Virtual Container Hosts Sizing Guidelines

Sizing of virtual container hosts (VCHs) depends on the workload that you need to run. While deploying a VCH, consider the sizing guidelines and resources that are consumed by a VCH during boot.

Guidelines

Sizing of VCHs can be modifed by configuring resource pool limits. If a VCH requires more resources, or if it consumes too many resources, you can configure CPU and memory allocations on the VCH resource pool by using the different vic-machine configure --memory and --cpu options.

Remember the following points while configuring the options:

  • The image store exists directly on the datastore and the footprint is directly related to the images that have been downloaded.
  • The read/write layers of the container VM exist directly on the datastore within the VM folders and are based on redo logs and hence relate directly to the amount of data written.
  • Volumes exist on whichever datastore or NFS server that the volume store is configured for. These volumes are thin by default and the footprint relates to the amount of data written.
  • You can modify the resource pool live without stopping container VMs or restarting the endpoint VM via the vSphere UI.
  • Do not use the ESXi host client to edit a running endpointVM directly. Instead, use the the vCenter client or power off the endpointVM before editing.

    For more information, see VCH Does Not Initialize Correctly

vCenter maximums will apply for general scale, maximum configurations, and limitations. A single vCenter Server instance can have 25,000 powered-on VMs and 35,000 registered VMs. Make sure that the number of VMFS virtual disks (VMDKs) files associated with the VMs does not exceed the maximum permitted per datastore. For more information, see vSphere Configurations Maximums Tool.

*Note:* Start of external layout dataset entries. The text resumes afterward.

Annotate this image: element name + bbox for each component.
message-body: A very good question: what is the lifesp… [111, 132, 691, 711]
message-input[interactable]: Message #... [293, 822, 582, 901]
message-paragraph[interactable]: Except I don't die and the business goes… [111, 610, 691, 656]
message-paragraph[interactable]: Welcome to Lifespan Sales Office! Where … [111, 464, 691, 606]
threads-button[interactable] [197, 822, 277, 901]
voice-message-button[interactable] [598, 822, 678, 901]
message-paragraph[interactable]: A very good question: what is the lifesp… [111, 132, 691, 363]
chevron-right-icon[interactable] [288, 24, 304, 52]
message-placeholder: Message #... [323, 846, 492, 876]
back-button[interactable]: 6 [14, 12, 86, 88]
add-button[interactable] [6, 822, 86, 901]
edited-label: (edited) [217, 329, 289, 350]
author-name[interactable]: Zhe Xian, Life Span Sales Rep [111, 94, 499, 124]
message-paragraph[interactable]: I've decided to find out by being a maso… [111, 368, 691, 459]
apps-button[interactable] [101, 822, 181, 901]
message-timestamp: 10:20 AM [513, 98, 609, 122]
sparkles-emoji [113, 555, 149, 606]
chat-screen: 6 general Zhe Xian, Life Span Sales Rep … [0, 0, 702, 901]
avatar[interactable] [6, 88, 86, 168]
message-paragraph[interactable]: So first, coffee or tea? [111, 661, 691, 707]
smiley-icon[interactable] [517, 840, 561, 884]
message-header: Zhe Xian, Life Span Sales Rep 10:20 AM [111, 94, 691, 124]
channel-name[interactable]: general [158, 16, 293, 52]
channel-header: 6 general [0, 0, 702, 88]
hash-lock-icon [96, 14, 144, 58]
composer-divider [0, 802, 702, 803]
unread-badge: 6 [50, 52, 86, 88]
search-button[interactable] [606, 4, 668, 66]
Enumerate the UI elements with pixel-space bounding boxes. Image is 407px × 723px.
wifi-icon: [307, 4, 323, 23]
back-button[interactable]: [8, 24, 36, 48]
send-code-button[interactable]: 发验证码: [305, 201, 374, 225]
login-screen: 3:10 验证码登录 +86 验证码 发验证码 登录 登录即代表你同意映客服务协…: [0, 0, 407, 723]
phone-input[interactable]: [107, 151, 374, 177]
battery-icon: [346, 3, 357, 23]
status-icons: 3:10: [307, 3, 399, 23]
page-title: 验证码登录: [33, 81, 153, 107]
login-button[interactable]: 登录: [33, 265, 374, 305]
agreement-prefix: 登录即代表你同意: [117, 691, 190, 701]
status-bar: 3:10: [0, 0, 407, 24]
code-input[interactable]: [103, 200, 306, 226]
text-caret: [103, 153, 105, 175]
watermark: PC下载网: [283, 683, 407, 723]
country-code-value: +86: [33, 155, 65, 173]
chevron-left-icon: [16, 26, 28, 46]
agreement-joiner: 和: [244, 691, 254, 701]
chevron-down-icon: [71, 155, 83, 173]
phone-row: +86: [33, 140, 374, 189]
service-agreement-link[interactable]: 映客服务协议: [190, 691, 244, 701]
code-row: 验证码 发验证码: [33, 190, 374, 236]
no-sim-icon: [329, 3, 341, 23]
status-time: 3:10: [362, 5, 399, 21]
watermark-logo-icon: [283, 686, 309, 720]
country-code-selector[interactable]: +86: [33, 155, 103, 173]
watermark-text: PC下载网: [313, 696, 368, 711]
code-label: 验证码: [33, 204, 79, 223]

For information about modifying resource allocations for the VCH by using the options at deployment, see Virtual Container Host Compute Capacity and for modifying options after deployment, see Configure Running Virtual Container Hosts.

Resources Consumed

During boot, the minimum memory of the VCH endpoint VM is around 900 MB and it actively uses around 450MB for basic operations.

The scratch image size, which is the size of the filesystem that that supports the container filesystem for container VMs, defaults to 8GB. Since it is not possible to extend VMDKs that have parent disks, it is important to have a size that is large enough for the expected images for a specific VCH. For example, when a DB2 image is 50GB.

The endpoint VM CPU and memory can be modified by shutting down the endpointVM and editing the hardware specification. The CPU is primarily utilized for performing checksums of images as they are pulled, docker diff and copy operations, and NAT traffic forwarding to container VMs. The memory is used as a temporary filesystem for spooling images as they are downloaded and hence the endpointVM memory should be sufficient to hold the largest layers in an image.

The following list describes the resource consumption of container VMs with default memory 2 GB, 20s after boot. The resource consumption follows normal vSphere patterns of high active initially based on conservative assumptions, trending to actual active over time.

  • MemTotal: 2052880 kB
  • MemFree: 1932036 kB
  • MemAvailable: 1906724 kB
  • Buffers: 200 kB
  • Cached: 71768 kB
  • SwapCached: 0 kB
  • Active: 11108 kB
  • Inactive: 69260 kB
  • Active(anon): 10652 kB
  • Inactive(anon): 68320 kB

NOTE: When you a run a VCH in debug mode, it increases overhead as there is significantly more string-copying occurring.